Essai de psychologie/Chapitre 45

(p. 162-164).

Chapitre 45

Que l’expérience prouve qu’il faut à l’ame des motifs pour la déterminer.


L’expérience prouve si bien que l’ame ne sauroit se déterminer sans motif, que lorsque les objets proposés n’en fournissent aucun, nous voyons les petits esprits en chercher dans des choses absolument étrangeres au sujet : par exemple, dans un certain genre de sort. Et si vous leur faites voir que ce sort n’a aucune liaison avec les partis proposés, ils ne manqueront pas de recourir à quelqu’autre sort ou à d’autres expédiens aussi peu raisonnables. Faites sur ces nouveaux moyens de détermination les mêmes réflexions que vous avez faites sur le premier, vous les menerez ainsi pendant quelque tems de sorts en sorts, d’expédiens en expédiens, sans qu’ils parviennent à se déterminer. Ce jeu durera d’autant plus que les partis proposés seront plus considérables. Dans ces cas-là que fera le philosophe ? Il laissera agir la machine : il s’en remettra à la disposition actuelle de son corps : il dira pair ou non , suivant que sa bouche se trouvera disposée pour dire l’un ou pour dire l’autre.

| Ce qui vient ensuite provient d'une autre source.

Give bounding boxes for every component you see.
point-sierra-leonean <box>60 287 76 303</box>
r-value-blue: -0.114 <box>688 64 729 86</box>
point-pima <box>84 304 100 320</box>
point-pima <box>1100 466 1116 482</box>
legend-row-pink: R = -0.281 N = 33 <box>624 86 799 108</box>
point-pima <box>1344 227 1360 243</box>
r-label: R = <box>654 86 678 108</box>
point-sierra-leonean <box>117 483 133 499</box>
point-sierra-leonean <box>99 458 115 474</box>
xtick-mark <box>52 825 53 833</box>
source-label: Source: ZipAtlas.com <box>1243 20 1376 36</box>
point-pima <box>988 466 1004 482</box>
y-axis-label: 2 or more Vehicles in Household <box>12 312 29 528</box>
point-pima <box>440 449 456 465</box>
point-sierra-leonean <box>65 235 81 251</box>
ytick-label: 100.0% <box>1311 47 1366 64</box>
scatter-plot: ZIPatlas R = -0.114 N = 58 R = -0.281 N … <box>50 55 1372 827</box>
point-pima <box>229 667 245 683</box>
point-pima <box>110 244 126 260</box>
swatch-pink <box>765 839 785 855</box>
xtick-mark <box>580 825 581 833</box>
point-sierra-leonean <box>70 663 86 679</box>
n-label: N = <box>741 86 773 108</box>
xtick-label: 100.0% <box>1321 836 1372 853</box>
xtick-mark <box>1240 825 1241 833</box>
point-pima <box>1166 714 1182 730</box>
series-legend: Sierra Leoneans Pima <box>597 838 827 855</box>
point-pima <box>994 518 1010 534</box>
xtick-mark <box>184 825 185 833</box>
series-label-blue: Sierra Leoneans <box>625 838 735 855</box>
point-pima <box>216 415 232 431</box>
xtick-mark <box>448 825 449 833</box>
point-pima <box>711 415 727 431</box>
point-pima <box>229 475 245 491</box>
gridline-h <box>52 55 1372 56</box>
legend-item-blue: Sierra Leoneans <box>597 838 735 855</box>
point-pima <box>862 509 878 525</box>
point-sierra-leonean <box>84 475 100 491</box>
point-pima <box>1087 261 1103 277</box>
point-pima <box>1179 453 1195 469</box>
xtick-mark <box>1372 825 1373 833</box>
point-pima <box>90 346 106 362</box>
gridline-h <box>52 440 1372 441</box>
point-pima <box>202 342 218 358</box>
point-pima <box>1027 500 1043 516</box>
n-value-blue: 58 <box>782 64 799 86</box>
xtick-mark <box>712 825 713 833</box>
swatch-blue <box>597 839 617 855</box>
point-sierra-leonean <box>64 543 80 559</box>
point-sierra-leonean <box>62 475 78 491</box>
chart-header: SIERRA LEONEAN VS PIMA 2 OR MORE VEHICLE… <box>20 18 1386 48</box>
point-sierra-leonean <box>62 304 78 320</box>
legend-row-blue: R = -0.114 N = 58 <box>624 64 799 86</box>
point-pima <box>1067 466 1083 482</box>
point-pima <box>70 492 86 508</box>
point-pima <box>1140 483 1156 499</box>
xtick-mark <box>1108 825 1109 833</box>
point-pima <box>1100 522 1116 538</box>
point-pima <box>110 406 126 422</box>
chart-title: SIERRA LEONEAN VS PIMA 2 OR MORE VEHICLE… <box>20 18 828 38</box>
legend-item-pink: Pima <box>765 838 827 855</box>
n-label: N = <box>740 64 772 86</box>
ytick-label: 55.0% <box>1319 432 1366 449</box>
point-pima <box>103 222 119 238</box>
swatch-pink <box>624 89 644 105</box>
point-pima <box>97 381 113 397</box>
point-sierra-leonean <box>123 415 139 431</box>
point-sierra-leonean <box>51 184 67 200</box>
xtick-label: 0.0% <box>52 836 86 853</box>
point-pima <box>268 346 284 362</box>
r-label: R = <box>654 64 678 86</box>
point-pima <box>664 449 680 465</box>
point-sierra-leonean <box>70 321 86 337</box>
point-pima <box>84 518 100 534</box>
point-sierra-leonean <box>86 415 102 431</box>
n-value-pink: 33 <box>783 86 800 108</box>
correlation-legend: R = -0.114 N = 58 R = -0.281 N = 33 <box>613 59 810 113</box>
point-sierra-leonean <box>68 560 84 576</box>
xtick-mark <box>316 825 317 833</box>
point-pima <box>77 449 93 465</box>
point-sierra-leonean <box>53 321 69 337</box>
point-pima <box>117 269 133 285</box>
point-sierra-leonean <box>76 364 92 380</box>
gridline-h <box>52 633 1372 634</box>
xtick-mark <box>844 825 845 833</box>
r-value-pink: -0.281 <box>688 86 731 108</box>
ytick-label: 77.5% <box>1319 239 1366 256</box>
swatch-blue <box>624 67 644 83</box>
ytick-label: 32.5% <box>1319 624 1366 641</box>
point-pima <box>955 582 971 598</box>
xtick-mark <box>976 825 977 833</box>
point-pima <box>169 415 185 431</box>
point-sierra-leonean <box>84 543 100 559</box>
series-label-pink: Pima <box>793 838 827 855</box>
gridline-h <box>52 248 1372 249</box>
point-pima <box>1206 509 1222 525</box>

La marche du philosophe différera encore plus de celle du peuple dans les cas importans ou composés. Souvent dans ces sortes de cas le peuple cherche hors des partis proposés des motifs à ses déterminations. Quoique ces différens partis n’aient qu’un air de ressemblance, il suffit pour opérer sur son esprit l’effet d’une parfaite égalité. Le philosophe, au contraire, tourne et retourne plusieurs fois les mêmes objets : il veut les voir sous toutes leurs faces. Il pese toutes les probabilités, compare toutes les convenances, estime tous les avantages, & par ce sage examen il parvient à découvrir lequel de tous ces partis est le plus conforme à ses vrais intérêts.